Behind computing power is energy, and there is a close relationship between developed countries and high energy consumption, as can be seen when comparing per capita electricity generation (kilowatt-hours, kWh). In other words, obtaining surplus energy is a necessary condition for the manifestation of civilizational progress. After all, new layers such as manufacturing, transportation, public services, urbanization, and computing are built on top of basic survival levels like agriculture, all of which require energy support.
In this dimension, the infrastructure originally established to serve cryptocurrencies is now providing solutions for the computing power demands of the AI era. This is undoubtedly an opportunity for the overseas digital currency mining industry, which has long sought to shed its speculative image, to prove its value. As long as this trend continues, leading companies will benefit from the enthusiasm and liquidity brought by AI.

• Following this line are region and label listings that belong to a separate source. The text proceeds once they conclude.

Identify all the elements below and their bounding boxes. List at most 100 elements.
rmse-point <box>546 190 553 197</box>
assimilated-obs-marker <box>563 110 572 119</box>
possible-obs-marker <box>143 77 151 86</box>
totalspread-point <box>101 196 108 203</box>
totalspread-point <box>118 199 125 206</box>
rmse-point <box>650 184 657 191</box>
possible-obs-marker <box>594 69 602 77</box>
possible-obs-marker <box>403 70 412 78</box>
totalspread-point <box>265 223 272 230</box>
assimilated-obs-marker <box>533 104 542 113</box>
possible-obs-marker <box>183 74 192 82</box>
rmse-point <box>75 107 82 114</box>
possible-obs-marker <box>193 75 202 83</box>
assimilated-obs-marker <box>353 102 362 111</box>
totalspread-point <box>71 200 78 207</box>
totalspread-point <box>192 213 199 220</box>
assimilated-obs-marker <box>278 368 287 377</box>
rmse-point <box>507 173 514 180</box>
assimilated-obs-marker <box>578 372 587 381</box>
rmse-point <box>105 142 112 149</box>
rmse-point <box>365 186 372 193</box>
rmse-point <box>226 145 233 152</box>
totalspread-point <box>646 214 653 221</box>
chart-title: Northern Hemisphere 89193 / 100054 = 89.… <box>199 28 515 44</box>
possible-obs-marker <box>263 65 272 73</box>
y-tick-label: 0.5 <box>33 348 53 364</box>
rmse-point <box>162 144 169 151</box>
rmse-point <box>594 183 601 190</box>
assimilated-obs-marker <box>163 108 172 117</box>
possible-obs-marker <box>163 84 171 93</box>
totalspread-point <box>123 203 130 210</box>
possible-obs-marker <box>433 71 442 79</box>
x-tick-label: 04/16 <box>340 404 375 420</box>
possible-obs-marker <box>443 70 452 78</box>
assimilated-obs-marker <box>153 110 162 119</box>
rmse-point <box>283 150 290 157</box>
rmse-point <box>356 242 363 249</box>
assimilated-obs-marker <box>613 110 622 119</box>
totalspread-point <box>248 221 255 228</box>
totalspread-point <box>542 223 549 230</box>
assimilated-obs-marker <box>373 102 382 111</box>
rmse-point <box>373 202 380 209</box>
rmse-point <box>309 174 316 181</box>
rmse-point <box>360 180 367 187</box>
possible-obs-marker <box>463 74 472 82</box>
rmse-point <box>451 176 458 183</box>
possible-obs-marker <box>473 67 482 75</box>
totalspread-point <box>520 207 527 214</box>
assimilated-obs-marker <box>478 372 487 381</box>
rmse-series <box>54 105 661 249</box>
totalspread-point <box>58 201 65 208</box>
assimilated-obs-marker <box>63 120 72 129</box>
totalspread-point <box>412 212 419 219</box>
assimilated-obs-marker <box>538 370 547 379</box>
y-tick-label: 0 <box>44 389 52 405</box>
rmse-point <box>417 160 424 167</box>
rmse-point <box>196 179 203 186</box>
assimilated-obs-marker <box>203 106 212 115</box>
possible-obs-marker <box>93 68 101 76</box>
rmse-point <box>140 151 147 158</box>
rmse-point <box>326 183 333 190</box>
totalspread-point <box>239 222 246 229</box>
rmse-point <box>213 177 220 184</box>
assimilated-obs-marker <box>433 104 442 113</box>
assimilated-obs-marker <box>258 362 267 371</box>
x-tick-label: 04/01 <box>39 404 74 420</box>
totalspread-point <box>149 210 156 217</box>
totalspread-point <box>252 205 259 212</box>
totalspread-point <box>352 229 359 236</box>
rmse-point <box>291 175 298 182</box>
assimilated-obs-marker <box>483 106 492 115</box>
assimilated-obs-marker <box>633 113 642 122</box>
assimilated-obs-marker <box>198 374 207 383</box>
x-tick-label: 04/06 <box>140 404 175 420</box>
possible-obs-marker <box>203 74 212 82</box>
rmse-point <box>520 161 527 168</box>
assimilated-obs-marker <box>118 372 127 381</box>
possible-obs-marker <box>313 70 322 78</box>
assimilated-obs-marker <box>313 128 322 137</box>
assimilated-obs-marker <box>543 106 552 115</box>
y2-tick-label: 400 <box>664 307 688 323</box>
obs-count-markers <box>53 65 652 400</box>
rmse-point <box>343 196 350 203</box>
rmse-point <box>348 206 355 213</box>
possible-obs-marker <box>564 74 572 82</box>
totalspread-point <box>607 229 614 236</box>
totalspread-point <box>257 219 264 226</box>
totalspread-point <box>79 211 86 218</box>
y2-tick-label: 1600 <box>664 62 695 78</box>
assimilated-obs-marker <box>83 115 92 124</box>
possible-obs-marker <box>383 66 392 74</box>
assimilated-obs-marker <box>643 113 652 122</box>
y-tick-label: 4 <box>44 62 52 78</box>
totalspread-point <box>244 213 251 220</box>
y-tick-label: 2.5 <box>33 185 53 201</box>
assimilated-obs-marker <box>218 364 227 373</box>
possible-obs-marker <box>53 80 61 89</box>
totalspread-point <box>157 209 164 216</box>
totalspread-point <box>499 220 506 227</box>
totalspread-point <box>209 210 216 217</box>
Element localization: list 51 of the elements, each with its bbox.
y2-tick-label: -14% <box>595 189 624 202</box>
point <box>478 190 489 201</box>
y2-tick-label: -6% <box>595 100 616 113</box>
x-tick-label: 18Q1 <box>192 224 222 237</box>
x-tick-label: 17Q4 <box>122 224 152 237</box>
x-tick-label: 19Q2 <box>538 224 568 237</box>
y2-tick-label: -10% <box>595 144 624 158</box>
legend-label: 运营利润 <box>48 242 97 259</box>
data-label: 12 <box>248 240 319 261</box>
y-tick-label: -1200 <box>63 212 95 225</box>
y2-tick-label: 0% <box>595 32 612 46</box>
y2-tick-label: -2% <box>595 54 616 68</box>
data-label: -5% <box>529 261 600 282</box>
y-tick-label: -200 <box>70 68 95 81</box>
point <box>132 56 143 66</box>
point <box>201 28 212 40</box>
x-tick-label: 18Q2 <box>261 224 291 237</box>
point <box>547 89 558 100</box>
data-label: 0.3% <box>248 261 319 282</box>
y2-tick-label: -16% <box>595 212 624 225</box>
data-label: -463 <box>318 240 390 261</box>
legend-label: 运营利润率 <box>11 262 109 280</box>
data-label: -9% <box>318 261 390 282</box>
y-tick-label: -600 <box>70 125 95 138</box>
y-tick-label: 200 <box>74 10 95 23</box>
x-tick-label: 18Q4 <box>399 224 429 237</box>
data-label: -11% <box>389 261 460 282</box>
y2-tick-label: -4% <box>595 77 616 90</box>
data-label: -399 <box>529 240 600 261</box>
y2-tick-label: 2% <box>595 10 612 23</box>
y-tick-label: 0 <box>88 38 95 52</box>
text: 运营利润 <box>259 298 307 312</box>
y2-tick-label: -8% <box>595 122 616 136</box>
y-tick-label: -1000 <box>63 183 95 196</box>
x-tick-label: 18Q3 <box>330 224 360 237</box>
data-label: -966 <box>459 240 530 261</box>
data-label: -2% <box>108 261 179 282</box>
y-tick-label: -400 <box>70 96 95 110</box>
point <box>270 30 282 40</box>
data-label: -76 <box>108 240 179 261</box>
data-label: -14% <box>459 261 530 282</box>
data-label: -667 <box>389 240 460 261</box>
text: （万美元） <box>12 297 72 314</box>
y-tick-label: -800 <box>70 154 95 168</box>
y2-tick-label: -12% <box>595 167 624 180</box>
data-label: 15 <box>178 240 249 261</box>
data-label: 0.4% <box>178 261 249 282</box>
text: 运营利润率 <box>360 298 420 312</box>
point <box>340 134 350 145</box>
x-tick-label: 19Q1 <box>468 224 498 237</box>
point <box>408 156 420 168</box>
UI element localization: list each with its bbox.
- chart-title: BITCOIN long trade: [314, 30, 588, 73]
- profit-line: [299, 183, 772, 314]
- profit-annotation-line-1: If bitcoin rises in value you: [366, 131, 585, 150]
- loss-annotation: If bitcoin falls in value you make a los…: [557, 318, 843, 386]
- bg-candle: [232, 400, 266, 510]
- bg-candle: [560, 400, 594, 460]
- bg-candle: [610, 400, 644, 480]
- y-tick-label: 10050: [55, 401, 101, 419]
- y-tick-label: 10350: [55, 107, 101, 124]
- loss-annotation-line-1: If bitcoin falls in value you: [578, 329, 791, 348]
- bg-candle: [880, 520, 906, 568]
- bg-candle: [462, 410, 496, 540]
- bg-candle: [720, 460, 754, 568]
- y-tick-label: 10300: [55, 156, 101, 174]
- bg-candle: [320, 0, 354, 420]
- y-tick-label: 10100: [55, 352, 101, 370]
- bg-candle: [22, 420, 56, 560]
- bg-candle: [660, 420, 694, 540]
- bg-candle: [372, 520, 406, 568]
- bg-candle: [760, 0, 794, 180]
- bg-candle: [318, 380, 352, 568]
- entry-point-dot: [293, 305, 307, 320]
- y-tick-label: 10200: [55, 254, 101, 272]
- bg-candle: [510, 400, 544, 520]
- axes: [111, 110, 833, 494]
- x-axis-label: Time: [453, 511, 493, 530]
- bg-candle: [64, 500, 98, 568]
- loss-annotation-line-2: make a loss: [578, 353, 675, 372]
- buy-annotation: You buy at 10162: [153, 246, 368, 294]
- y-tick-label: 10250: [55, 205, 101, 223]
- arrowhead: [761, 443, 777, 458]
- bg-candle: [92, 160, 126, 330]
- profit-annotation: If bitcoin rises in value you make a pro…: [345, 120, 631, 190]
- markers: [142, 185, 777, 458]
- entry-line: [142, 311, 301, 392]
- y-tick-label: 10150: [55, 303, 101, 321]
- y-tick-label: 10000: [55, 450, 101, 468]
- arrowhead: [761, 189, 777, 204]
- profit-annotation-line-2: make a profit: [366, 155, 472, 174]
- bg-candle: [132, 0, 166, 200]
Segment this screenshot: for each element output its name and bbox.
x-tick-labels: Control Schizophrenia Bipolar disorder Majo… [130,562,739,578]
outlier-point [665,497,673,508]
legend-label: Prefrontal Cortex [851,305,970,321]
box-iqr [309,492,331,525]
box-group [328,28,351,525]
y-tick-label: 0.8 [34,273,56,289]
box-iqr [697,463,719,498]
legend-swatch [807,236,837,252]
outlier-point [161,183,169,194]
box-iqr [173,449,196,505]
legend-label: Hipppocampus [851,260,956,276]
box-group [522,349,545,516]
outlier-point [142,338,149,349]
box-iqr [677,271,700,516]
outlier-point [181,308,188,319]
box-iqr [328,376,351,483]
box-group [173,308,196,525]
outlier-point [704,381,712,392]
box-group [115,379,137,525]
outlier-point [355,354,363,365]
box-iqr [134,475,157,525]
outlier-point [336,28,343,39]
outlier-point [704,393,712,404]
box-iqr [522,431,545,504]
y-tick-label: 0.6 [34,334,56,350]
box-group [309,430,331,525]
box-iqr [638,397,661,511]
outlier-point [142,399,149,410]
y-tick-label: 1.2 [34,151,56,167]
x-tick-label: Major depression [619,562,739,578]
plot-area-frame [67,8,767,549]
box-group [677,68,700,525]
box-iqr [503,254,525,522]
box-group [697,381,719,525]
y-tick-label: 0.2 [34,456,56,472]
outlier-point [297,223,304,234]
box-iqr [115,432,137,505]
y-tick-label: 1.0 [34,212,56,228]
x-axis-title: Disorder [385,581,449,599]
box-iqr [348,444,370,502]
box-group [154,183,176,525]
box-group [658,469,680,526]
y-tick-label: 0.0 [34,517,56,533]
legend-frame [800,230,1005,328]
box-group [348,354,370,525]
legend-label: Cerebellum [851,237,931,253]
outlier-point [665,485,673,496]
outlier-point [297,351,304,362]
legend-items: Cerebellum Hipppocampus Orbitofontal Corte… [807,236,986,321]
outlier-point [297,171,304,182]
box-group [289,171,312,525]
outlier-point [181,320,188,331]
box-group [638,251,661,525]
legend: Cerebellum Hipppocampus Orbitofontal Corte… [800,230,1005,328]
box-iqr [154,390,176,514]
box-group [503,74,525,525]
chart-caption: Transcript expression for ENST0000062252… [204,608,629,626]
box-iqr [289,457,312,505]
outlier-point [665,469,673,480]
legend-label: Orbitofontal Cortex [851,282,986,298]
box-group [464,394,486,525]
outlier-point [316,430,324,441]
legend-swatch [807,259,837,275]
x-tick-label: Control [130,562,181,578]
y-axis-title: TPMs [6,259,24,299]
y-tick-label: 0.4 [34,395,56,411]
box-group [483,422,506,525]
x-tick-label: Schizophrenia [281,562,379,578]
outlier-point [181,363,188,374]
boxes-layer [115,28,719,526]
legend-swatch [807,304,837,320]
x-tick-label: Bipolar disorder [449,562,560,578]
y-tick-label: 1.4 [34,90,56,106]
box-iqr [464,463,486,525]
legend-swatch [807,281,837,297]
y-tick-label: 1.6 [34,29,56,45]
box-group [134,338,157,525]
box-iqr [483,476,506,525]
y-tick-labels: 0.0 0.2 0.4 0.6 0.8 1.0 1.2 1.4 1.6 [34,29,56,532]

In every wave of technological innovation, there is always a "gold rush." For speculators among them, what they chase is always profit itself, regardless of whether the target is digital currency, artificial intelligence, or tulips from three hundred years ago; it seems unimportant.
After the Bitcoin halving, some miners face a dilemma: either continue mining and hoarding coins, hoping for a rise in Bitcoin prices, or transition to AI data centers, hoping to ride the wave of artificial intelligence and make a quick profit. Now that the coin price has reached a historical high, some people are once again lamenting, "It's still this fast." But there is another saying in the cryptocurrency circle: "Holding coins is harder than holding a virgin."
As people oscillate between the cryptocurrency and AI circles, this repetitive process reminds one of Keynes's words: speculators do not care who is the most beautiful; they only care about who will be chosen in the beauty contest.
And this "beauty contest" will continue indefinitely.